1. § 10 Abs. 1 KraftStG 1979 enthält eine Kraftfahrzeugsteuerbefreiung des Haltens der unter diese Regelung fallenden Anhänger. Diese Befreiung ist antragsgebunden und setzt ferner die Zuteilung eines besonderen Kennzeichens voraus.

2. § 2 Abs. 5 Satz 2, 1. Alternative KraftStG 1979 läßt die Besteuerung wegen widerrechtlicher Benutzung eines Anhängers nicht deshalb entfallen, weil der Anhänger nach § 10 Abs. 1 KraftStG 1979 hätte behandelt werden können.

KraftStG 1979 § 10 Abs. 1, § 2 Abs. 5 Satz 2.

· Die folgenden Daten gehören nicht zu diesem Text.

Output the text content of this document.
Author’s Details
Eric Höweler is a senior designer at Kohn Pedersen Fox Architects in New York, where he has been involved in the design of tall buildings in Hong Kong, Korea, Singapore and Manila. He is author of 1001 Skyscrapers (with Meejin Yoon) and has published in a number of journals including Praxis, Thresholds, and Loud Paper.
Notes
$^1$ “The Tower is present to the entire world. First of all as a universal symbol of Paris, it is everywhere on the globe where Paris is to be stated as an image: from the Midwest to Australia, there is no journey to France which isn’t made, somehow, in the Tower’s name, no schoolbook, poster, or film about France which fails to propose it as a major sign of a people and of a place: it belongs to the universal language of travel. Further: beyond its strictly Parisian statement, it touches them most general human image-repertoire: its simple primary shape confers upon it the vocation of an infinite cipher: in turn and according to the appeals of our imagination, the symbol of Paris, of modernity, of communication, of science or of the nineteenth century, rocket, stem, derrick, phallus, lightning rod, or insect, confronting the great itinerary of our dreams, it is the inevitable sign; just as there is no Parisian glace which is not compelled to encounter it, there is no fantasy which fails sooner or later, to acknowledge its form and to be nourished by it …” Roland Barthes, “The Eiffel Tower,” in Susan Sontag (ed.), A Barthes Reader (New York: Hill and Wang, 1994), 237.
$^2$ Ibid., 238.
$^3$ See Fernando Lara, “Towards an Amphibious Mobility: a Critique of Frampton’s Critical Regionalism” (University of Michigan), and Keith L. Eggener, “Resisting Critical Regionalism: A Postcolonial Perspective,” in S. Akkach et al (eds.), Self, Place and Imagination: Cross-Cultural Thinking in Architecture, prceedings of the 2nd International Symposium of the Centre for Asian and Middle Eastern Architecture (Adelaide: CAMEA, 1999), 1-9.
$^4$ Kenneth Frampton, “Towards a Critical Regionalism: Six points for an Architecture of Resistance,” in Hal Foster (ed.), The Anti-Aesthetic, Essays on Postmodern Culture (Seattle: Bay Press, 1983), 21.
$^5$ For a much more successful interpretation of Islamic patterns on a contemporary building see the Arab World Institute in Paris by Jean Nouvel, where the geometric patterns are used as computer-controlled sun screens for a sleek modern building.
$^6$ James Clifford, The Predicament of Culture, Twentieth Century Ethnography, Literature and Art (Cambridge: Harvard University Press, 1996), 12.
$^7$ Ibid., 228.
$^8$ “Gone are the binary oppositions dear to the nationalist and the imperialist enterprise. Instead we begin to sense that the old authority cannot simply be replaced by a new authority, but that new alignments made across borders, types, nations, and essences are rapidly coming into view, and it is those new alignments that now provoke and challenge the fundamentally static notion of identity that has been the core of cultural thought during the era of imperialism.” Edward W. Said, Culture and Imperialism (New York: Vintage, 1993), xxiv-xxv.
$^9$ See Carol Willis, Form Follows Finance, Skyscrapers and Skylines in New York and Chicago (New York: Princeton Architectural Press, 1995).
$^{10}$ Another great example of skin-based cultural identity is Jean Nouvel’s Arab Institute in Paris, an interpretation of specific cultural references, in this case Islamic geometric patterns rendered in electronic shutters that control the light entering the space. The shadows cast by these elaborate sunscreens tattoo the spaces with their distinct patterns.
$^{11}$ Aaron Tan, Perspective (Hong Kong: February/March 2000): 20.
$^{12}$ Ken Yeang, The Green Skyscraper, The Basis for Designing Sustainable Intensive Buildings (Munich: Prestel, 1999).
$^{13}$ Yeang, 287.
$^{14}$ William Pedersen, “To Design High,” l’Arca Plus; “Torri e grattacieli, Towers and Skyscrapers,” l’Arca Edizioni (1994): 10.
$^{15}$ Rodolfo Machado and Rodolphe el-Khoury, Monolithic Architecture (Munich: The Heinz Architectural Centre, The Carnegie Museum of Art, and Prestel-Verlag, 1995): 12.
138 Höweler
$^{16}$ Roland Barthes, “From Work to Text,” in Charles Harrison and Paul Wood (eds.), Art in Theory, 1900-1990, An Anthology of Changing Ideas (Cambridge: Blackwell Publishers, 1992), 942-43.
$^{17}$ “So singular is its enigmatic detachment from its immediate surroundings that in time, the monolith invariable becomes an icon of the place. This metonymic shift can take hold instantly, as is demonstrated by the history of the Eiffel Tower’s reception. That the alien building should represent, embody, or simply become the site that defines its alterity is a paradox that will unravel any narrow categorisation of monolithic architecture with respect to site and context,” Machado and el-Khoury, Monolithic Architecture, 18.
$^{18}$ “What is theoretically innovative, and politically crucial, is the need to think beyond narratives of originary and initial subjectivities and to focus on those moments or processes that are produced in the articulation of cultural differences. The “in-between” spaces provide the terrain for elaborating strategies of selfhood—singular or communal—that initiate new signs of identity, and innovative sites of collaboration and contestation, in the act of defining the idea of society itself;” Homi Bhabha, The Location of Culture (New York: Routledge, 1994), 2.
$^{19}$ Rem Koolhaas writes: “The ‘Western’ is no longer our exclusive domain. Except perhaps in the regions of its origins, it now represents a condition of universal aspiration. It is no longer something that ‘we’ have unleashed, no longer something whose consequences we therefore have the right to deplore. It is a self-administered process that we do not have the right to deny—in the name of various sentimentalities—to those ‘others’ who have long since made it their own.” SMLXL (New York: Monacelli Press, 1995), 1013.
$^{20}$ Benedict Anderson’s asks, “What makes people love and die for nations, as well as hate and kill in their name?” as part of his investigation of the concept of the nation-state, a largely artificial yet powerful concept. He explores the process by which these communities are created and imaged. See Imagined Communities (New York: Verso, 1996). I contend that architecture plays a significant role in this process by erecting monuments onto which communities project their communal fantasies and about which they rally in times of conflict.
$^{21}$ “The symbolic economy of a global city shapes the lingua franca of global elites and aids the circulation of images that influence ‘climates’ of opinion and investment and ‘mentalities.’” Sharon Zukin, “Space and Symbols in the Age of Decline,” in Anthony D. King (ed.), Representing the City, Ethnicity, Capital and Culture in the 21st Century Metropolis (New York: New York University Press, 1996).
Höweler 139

Vorinstanz: Schleswig-Holsteinisches FG

Sachverhalt

I.

Die Klägerin und Revisionsklägerin (Klägerin), ein inländisches Transportunternehmen, erwarb am 28. Dezember 1978 von einem britischen Unternehmer einen in Großbritannien zugelassenen, zuvor für sechs Monate nach Deutschland vermieteten und hier bei einem Unfall beschädigten Trailer (Sattelanhänger). Diesen setzte sie nach Reparatur seit Juli 1979, noch mit britischem Kennzeichen versehen, im Güterverkehr hinter Zugmaschinen ein, für deren Halten eine um den Anhängerzuschlag erhöhte Kraftfahrzeugsteuer erhoben worden war. Der Beklagte und Revisionsbeklagte (das Finanzamt - FA -) setzte gegen die Klägerin wegen der nach seiner Ansicht widerrechtlichen Benutzung des Trailers Kraftfahrzeugsteuer für die Zeit vom 25. Juli 1979 bis 24. März 1981 fest. Einspruch und Klage blieben erfolglos.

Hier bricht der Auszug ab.